Глава 1. Скорбь и тьма

Любовь долготерпит, милосердствует, любовь не завидует, любовь не превозносится, не гордится, не бесчинствует, не ищет своего, не раздражается, не мыслит зла, не радуется неправде, а сорадуется истине; все покрывает, всему верит, всего надеется, все переносит

1 Коринфянам 13: 4-7

Сегодня на Сакуре было чёрное.

Привычную красную с белой отделкой безрукавку, которую Сакура носила ежедневно, сегодня она спрятала в шкафу и надела чёрную рубашку с длинным рукавом, скрывшим запястья и часть кистей рук. Обыкновенную розовую юбку заменили просторные чёрные штаны. Они неплохо смотрелись с рубашкой. Если бы под сандалиями были носки, те тоже непременно были бы чёрными. Единственное, что в этот день не омрачало облик Сакуры, — это её изумрудные глаза и нежно-розовые — цвета лепесткового цветочного растения — волосы, подвязанные красной лентой налобного протектора.

Она направлялась на работу в больницу, где ей предстояло провести очередной день, оттачивая навыки, которым её обучила Пятая Хокаге, Цунаде. По пути Сакура с готовностью улыбалась и приветственно махала знакомым. Наряд разглядывали все без исключения, но никто не мог подобрать нужных слов, чтобы тактично затронуть тему её сегодняшнего выбора одежды. Сакура была не против — даже рада, что никто не задавал вопросы. Объяснять, почему на ней чёрное, не хотелось. Мысли об этом доводили до отчаяния.

Несмотря на весёлые приветствия и улыбки, которые Сакура дарила прохожим по пути в больницу, она чувствовала, как на плечи опускается уныние. В тот день у неё была веская причина надеть траурный наряд — приближался тот самый…

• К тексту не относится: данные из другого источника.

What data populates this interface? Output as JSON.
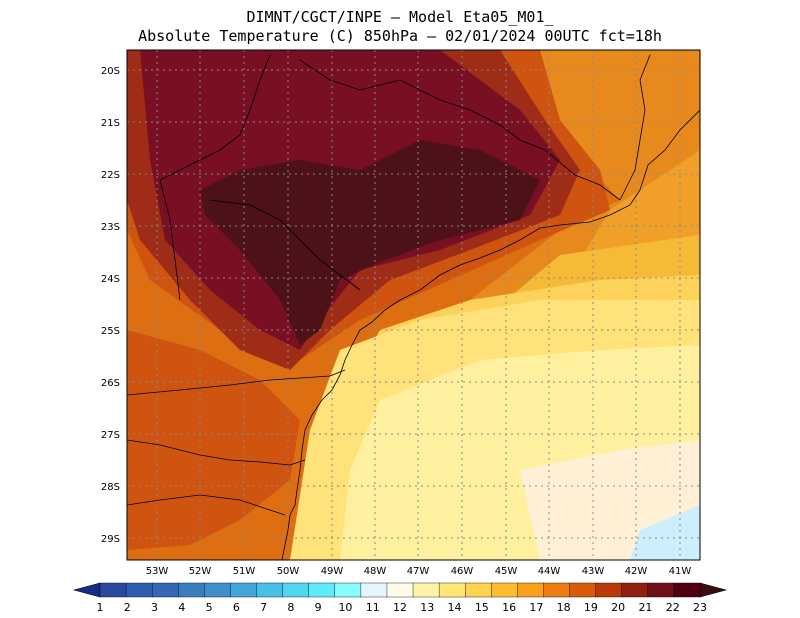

— Сакура-чан! — послышался восторженный возглас позади. Сакура слегка покачала головой, и её губы тронула полуулыбка. Возможно, порции бодрости от Наруто будет достаточно, чтобы не уйти с концами в невесёлые размышления.

Наруто мчался к ней на всех парах, энергично размахивая рукой. Его лисье лицо светилось улыбкой. Второй рукой Наруто тащил за собой сильно раскрасневшуюся Хинату. Когда он попытался остановиться, то чуть не врезался в прохожих, что больше встревожило Сакуру, чем его самого. На лице Наруто не отразилось ни капли беспокойства, или он попросту никого не заметил.

— Охайо, Сакура-чан! — широко улыбнулся он.

— Доброе утро, Наруто, Хината, — тоже с улыбкой ответила она обоим. — Куда летите в такую рань?

— Да нет… Не то чтобы… — Наруто задумчиво почесал затылок. — Я тут встретил Неджи, Хинату и Тен-Тен и решил угостить их раменом. Думал, может, и ты не откажешься, Сакура-чан. Ты в последнее время какая-то… как бы это… потерянная, что ли.

От взгляда Сакуры не укрылось, что стоявшая чуть позади Хината краснела, не переставая. Никак не могла поверить, что Наруто пригласил её на рамен, и теперь не отрывала взгляда от их переплетённых пальцев. Сакура едва заметно улыбнулась. Похоже, у ребят намечалось двойное свидание, хоть Наруто и не хватало ума догадаться о чувствах Хинаты.

— Прости, — покачала головой Сакура. — В больнице сегодня очень много работы. Вряд ли со всем управлюсь.

Не говоря уже о том, что если она единственная придёт без молодого человека, то будет чувствовать себя не к месту. Да и потом, именно в этот день она ни с кем не искала компании.

— Ну же, Сакура-чан! — упрашивал Наруто. — Будет весело!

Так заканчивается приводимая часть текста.